EXPERIMENTAL EVIDENCE FOR A LEFT-TO-RIGHT READING DIRECTION OF THE PHAISTOS DISK
Keywords:
Cretan Hieroglyphs, epigraphy, left-to-right, Linear A, Minoan, palaeography, Phaistos DiskAbstract
This paper provides conclusive experimental evidence that the Phaistos Disk was printed in a left-to-right or center-to-periphery direction. The paper gives a thorough analysis of six different aspects of the Phaistos Disk: (1) overstamped signs, (2) crowded signs, (3) bent dividing lines, (4) direction of strokes, (5) direction of faces, and (6) sequence matches among the Phaistos Disk, Arkalochori Axe, and Cretan Hieroglyphic inscriptions. The techniques used in the analysis are observations and two novel experiments. The first experiment uses clay and different stamps. This experiment demonstrates that if stamp A is pushed deep into the clay and afterwards stamp B is pushed shallower into the clay, then it creates the false impression of stamp A overstamping stamp B. The second experiment asked subjects to copy a sequence of signs that had strokes bellow them like the downward strokes bellow some of the Phaistos Disk signs. The given sequence of signs contained both downward and upward strokes. The subjects, who were all used to reading and writing in a left-to-right direction, tended to change the upward strokes to downward strokes.

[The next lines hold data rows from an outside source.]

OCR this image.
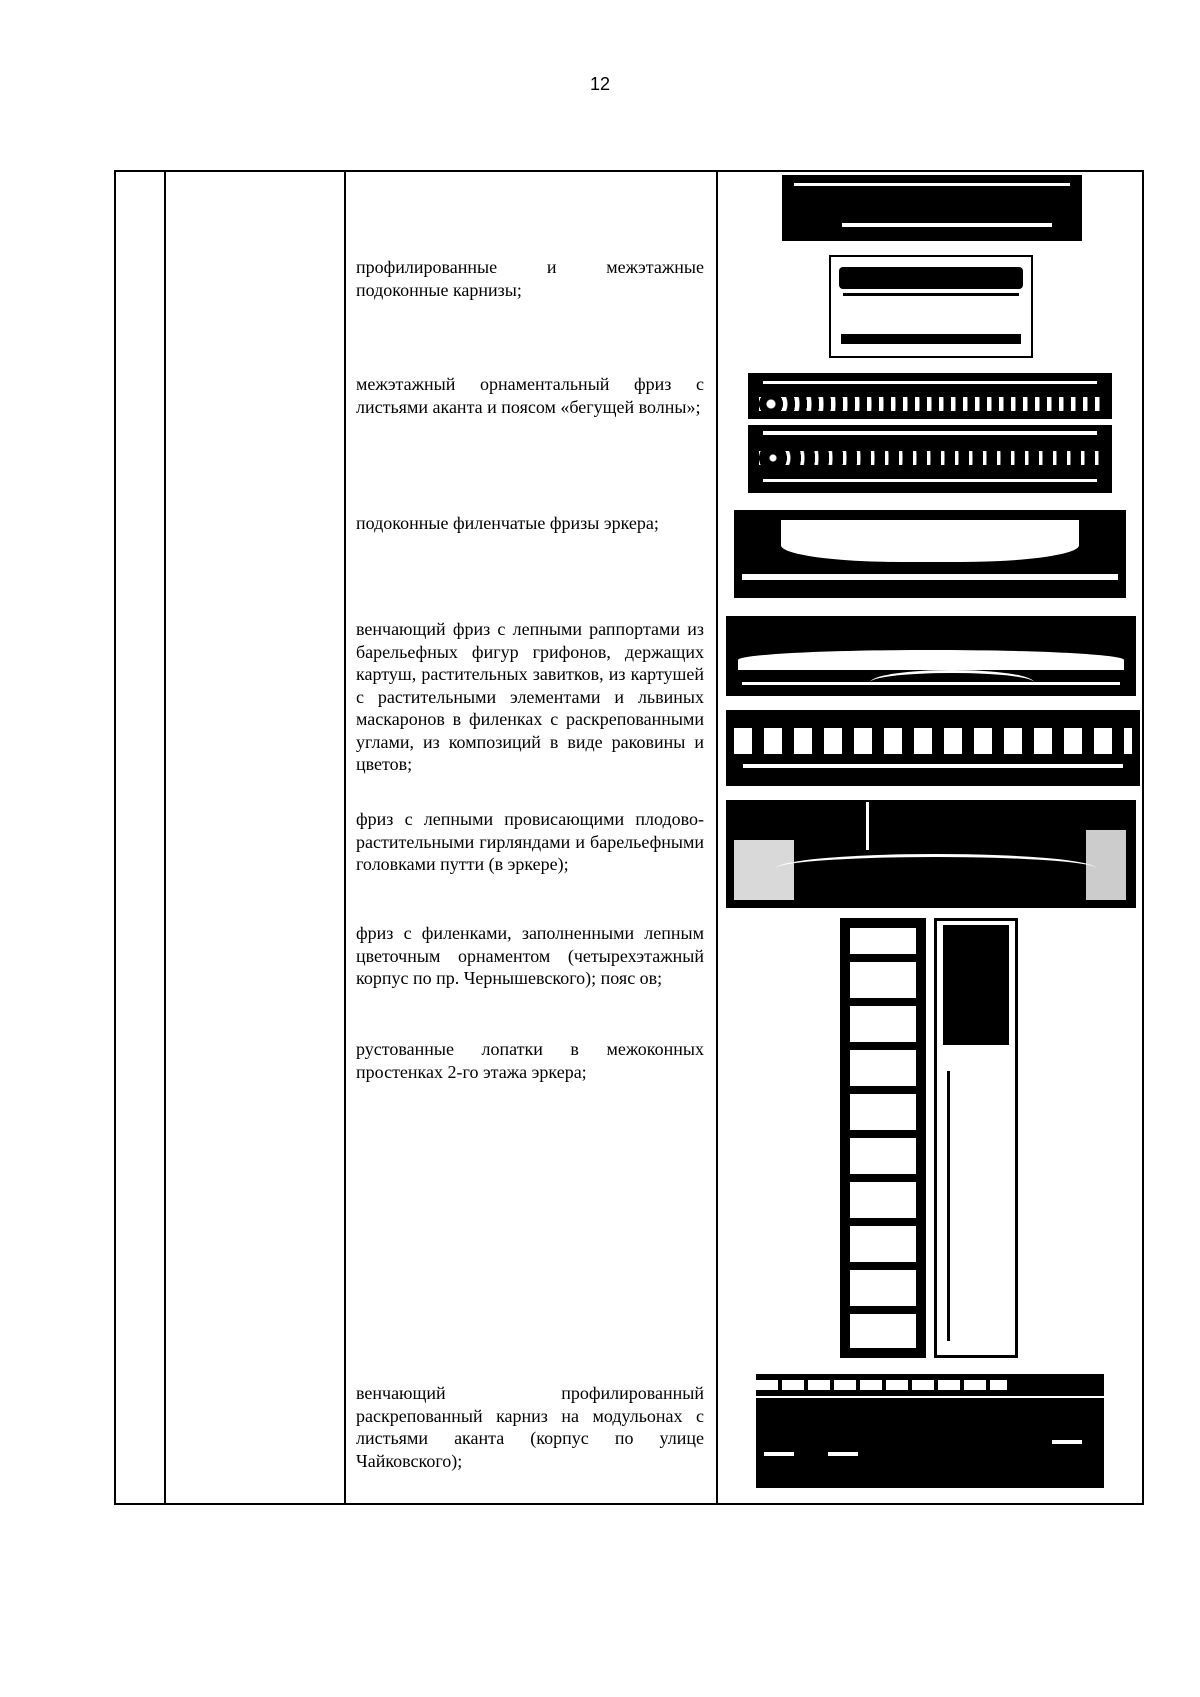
12
профилированные и межэтажные подоконные карнизы;
межэтажный орнаментальный фриз с листьями аканта и поясом «бегущей волны»;
подоконные филенчатые фризы эркера;
венчающий фриз с лепными раппортами из барельефных фигур грифонов, держащих картуш, растительных завитков, из картушей с растительными элементами и львиных маскаронов в филенках с раскрепованными углами, из композиций в виде раковины и цветов;
фриз с лепными провисающими плодово-растительными гирляндами и барельефными головками путти (в эркере);
фриз с филенками, заполненными лепным цветочным орнаментом (четырехэтажный корпус по пр. Чернышевского); пояс ов;
рустованные лопатки в межоконных простенках 2-го этажа эркера;
венчающий профилированный раскрепованный карниз на модульонах с листьями аканта (корпус по улице Чайковского);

Hence downward strokes seem associated with left-to-right writing, while upward strokes are associated with right-to-left writing. This experiment demonstrates that the Phaistos Disk scribe also wrote left-to-right because the Phaistos Disk contains only downward strokes. The paper also reviews the history of the controversy about the reading direction of the Phaistos Disk. With the conclusive proof that the Phaistos Disk needs to be read left-to-right, that is, from the center to the periphery, all previous attempts to read the inscription from the periphery to the center can be discarded.